Herviella claror
Burn, 1963

Order: NUDIBRANCHIA
Suborder: AEOLIDINA
Family: Glaucidae

DISTRIBUTION

Known only from eastern Australia [nthn NSW, sthn Qld.]

PHOTO

Alexandra Headland, Mooloolaba, Queensland, Australia. intertidal, Length: 12 mm. 26 Septemeber 2005. Intertidal. Photographer: Gary Cobb

Herviella, is a genus of about ten or so small species of aeolid, usually with black specks and often with a gold or orange band below the ceratal tip. The cerata are arranged in a series of sloping single rows down each side of the body. H. claror is characterised by the colour of the rhinophores - black speckling all over except for a translucent whitish region at the tip. The cerata have black speckling from the subterminal orange band down to the base. It has many similarities in colour to Herviella affinis, but in that species there is a distinct blackish band midway down the rhinophores and the cerata have a wide white region between the subterminal orange band and the black speckling which only occurs in the lower third.

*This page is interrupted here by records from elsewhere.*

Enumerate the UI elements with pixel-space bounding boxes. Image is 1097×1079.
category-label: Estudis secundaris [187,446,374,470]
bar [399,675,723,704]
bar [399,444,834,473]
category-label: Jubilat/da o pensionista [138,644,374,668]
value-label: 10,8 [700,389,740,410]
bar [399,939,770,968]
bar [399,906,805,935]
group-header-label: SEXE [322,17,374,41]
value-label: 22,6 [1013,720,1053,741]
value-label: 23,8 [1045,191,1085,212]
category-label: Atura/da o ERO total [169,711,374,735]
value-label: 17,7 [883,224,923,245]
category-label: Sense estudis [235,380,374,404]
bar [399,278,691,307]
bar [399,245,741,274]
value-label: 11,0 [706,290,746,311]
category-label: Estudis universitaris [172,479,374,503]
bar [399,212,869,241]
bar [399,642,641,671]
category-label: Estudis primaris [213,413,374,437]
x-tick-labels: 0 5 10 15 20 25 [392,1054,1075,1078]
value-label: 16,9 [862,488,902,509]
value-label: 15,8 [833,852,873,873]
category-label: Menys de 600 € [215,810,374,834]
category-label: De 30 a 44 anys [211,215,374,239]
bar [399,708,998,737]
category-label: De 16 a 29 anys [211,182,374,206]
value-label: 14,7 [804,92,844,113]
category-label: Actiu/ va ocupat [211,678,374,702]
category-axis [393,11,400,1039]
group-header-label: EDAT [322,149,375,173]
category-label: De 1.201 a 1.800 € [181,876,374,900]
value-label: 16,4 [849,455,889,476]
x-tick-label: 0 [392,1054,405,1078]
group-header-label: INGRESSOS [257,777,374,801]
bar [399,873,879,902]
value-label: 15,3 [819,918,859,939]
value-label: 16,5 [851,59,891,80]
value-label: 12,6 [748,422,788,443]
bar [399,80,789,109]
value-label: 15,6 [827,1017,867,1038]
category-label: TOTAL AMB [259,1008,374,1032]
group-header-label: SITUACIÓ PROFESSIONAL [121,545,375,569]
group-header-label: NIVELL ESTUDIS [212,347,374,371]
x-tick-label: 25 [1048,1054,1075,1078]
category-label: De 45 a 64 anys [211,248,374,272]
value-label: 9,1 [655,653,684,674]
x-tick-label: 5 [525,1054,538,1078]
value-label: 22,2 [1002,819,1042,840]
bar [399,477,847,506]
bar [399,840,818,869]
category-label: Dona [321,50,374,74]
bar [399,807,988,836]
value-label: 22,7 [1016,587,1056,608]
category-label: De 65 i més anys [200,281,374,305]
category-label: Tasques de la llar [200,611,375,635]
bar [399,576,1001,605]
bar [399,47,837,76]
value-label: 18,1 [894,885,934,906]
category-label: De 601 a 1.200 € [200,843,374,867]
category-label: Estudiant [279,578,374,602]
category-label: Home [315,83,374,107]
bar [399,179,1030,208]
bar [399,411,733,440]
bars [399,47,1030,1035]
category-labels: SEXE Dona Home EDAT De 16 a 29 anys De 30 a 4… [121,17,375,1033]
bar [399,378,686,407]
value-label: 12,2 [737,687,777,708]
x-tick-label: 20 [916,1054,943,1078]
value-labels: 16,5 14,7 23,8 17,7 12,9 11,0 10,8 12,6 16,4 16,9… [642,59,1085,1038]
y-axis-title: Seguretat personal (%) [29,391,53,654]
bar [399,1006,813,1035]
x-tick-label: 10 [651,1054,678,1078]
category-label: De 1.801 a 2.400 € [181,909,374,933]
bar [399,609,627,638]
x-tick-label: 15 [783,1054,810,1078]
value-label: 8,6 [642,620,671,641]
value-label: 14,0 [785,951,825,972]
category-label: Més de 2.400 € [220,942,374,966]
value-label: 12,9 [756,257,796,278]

  • Baba, K (1960): The genus Herviella and a new species, H. affinis, from Japan (Nudibranchia - Eolidacea). Publications of the Seto Marine Biological Laboratory 8(2, December), 303-305.
  • Burn, R F (1963): Descriptions of Australian Eolidacea Mollusca: Opisthobranchia). 1. The genera Catriona and Herviella. Journal of the Malacological Society of Australia, 7(6 December), pp.12-pp.20.
  • Burn, R F (1967): Revision of the genus Herviella (Opisthobranchia: Eolidacea). Malacologia 6(1-2), 223-230.
  • Rudman, W.B. (1980) Aeolid opisthobranch molluscs (Glaucidae) from the Indian Ocean and the south-west Pacific. Zoological Journal of the Linnean Society, 68(2):139-172.